En la Gramática de la Lengua Española de Emilio
Alarcos, en concreto en el apartado donde el insigne filólogo salmantino
clasifica los diferentes modos verbales, se dice lo siguiente respecto al modo
subjuntivo: es el de “los hechos ficticios, cuya eventual realidad se ignora o
cuya irrealidad se juzga evidente (hechos que se imaginan, se desean, se
sospechan, etc)”. El apunte filológico que inicia esta reseña literaria no es
baladí.
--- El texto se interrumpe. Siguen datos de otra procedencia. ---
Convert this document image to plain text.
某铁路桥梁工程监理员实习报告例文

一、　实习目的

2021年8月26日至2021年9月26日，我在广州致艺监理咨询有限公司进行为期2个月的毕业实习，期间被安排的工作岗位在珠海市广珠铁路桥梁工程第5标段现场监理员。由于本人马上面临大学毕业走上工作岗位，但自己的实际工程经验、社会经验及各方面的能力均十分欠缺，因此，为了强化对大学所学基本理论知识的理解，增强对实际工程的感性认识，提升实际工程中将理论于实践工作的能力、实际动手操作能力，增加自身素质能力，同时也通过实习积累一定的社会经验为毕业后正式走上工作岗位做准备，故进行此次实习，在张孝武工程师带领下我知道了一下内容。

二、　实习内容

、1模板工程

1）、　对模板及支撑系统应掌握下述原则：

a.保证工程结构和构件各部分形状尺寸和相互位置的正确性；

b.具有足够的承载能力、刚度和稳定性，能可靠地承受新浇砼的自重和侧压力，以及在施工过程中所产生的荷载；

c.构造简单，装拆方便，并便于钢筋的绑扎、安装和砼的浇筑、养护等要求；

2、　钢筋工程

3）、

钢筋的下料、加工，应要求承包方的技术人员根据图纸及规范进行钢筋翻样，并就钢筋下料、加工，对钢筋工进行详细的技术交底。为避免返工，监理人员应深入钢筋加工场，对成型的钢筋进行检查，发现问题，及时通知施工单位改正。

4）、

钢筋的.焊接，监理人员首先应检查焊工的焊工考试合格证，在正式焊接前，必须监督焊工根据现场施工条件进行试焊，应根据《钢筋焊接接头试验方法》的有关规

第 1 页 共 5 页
No me he detenido en hacer el cómputo de las numerosas ocasiones en que
Gonzalo Hidalgo Bayal utiliza en su último libro, La escapada
(Tusquets), el futuro de subjuntivo, pero su profusión es lo suficientemente
llamativa como para no ignorar su uso deliberado, más aún cuando sabemos que
ese tiempo verbal está ya en desuso. Pero como la prosa inteligentísima del
novelista extremeño nunca es azarosa ni aséptica, habrá que convenir que detrás
del insistente anacronismo morfológico hay una intención más profunda: la de
constatar que, efectivamente, la vida en ciernes es siempre un futuro de
subjuntivo, una ficción, una irrealidad prendida muchas veces del deseo y de
las aspiraciones, pero ficción a la postre, en la que pocas veces se cumplen
las expectativas que el entusiasmo juvenil proyectado sobre el porvenir traza
ingenuamente sobre la línea temporal que imaginamos, sospechamos, deseamos.
Sobre la base de un argumento muy sencillo, el
reencuentro 40 años después de dos compañeros universitarios, el autor se
desdobla entre el confesante memorialista, el narrador y el personaje de la
novela, para contar ese encuentro casual que provoca toda una evocación del
pasado trufada de reflexiones vitales. Y así conocemos a Foneto, apodo
pergeñado en los tiempos de la facultad debido a las sutiles y prolijas
elucubraciones fonéticas del entonces estudiante, que nos hace partícipes,
Hidalgo mediante, de las vicisitudes de su vida tras abandonar la universidad.
Sabemos, por ejemplo, que ha acabado regentando la soledad de un quiosco y
algunos avatares amorosos, entre otros detalles. La trama, como digo, apoyada
en esa mínima estructura, se pierde maravillosamente por los vericuetos de la
reflexión de toda índole, algunas de naturaleza filológica que hará las
delicias de los que fuimos estudiantes de Filología, con sus guiños y
chascarrillos gremiales. No digo que la novela esté destinada solo a los
filólogos pero estos lo van a disfrutar, si no mejor, sí de otro modo.
Con Gonzalo Hidalgo Bayal me pasa algo que es, quizás,
el mejor elogio que puede decirse de un escritor: cuando leo sus novelas llega
un punto en que ya me da igual lo que me esté contando; lo que deseo es que no
pare de contarlo. Cada reflexión, cada ironía, cada puya, cada inquietud, cada
nostalgia y evocación son una delicia tras otra que respeta la inteligencia del
lector, que casi la adula, un filandón intelectual estimulante, profundo y
certero, en ocasiones también conmovedor, a pesar de ese estilo tan
característico del autor de Nemo, que por su naturaleza cincelada, de
pulcritud casi académica, pudiera pensarse en las antípodas de las concesiones
líricas.
La escapada
deja un poso de desolación estoica, de tiempo periclitado, tiempo fuera del
tiempo, que obra en el lector, al acabar el libro, el enhebro de la melancolía
y la aceptación serena de la vida que no será. Un epitafio para aquel futuro de
subjuntivo que está ya solo en el lenguaje arcaizante de los viejos romances
pero desterrado de este romancero de la modernidad donde solo ha lugar para el
modo indicativo de la decepcionante realidad, lejos de ya de los sueños que se
conjugaron, aquellos sí, en futuro de subjuntivo.